Member of the Gilgit-Baltistan Assembly
- Incumbent
- Assumed office 13 July 2026
- Preceded by: Rehmat Khaliq
- Constituency: GBA-17 Diamer-III

Personal details
- Party: Pakistan People's Party

= Muhammad Naseem (Pakistani politician) =

Pakistani politician from Gilgit-Baltistan

Muhammad Naseem is a Pakistani politician who has been a member of the Gilgit-Baltistan Assembly since July 2026.

== Political career ==
Naseem contested the 2015 Gilgit-Baltistan Assembly election from GBA-17 Diamer-III as an independent candidate, but was unsuccessful. He received 43 votes and was defeated by Haider Khan, a candidate of Pakistan Muslim League (N) (PML(N)).
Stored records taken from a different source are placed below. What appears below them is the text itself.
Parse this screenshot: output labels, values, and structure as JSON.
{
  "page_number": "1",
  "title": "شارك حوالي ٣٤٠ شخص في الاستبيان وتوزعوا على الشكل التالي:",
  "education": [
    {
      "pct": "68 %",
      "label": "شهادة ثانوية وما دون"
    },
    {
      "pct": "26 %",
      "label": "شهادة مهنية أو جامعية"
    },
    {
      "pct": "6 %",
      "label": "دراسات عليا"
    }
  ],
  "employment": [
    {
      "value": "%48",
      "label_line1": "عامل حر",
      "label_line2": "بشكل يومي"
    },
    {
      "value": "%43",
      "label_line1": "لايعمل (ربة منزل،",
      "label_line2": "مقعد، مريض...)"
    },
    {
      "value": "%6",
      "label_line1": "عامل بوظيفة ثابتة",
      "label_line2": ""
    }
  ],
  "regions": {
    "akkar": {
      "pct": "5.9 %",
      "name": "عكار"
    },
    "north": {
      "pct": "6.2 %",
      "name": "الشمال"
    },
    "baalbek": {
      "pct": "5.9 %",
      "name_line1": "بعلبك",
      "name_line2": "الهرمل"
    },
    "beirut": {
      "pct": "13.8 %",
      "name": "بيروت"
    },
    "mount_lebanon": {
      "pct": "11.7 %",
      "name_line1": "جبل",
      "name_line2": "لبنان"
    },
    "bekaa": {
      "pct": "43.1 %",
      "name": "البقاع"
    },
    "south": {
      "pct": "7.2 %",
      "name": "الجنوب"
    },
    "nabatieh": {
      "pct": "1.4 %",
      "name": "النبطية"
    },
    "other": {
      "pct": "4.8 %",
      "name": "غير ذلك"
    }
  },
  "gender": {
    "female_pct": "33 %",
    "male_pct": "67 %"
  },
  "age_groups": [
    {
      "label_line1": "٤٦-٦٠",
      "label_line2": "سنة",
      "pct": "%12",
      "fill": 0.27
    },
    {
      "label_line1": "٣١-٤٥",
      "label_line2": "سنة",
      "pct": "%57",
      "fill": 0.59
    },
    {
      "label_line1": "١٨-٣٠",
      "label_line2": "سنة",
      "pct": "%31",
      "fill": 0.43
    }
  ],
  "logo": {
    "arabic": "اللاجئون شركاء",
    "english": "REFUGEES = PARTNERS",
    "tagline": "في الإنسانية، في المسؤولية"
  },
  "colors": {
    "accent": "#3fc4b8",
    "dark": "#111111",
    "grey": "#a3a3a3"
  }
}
He was elected to the Gilgit-Baltistan Assembly from GBA-17 Diamer-III as a candidate of Pakistan People's Party (PPP) in the 2026 Gilgit Baltistan Assembly election. On election day, which was 9 June 2026, he initially received 8,954 votes and defeated Rehmat Khaliq, a candidate of Jamiat Ulema-e-Islam (F). On 19 June, the Supreme Appellate Court Gilgit-Baltistan (SACGB) accepted a petition by Khaliq, and suspended the election results. On 6 July, after concluding the case, the SACGB ordered re-polling to be held at eight polling stations. On 12 July, re-polling was held, and Naseem won with 10,716 votes. He was sworn in on 13 July 2026.

On 27 July 2026, he was sworn into the cabinet of Chief Minister Amjad Hussain Azar as the Minister for Communication and Works.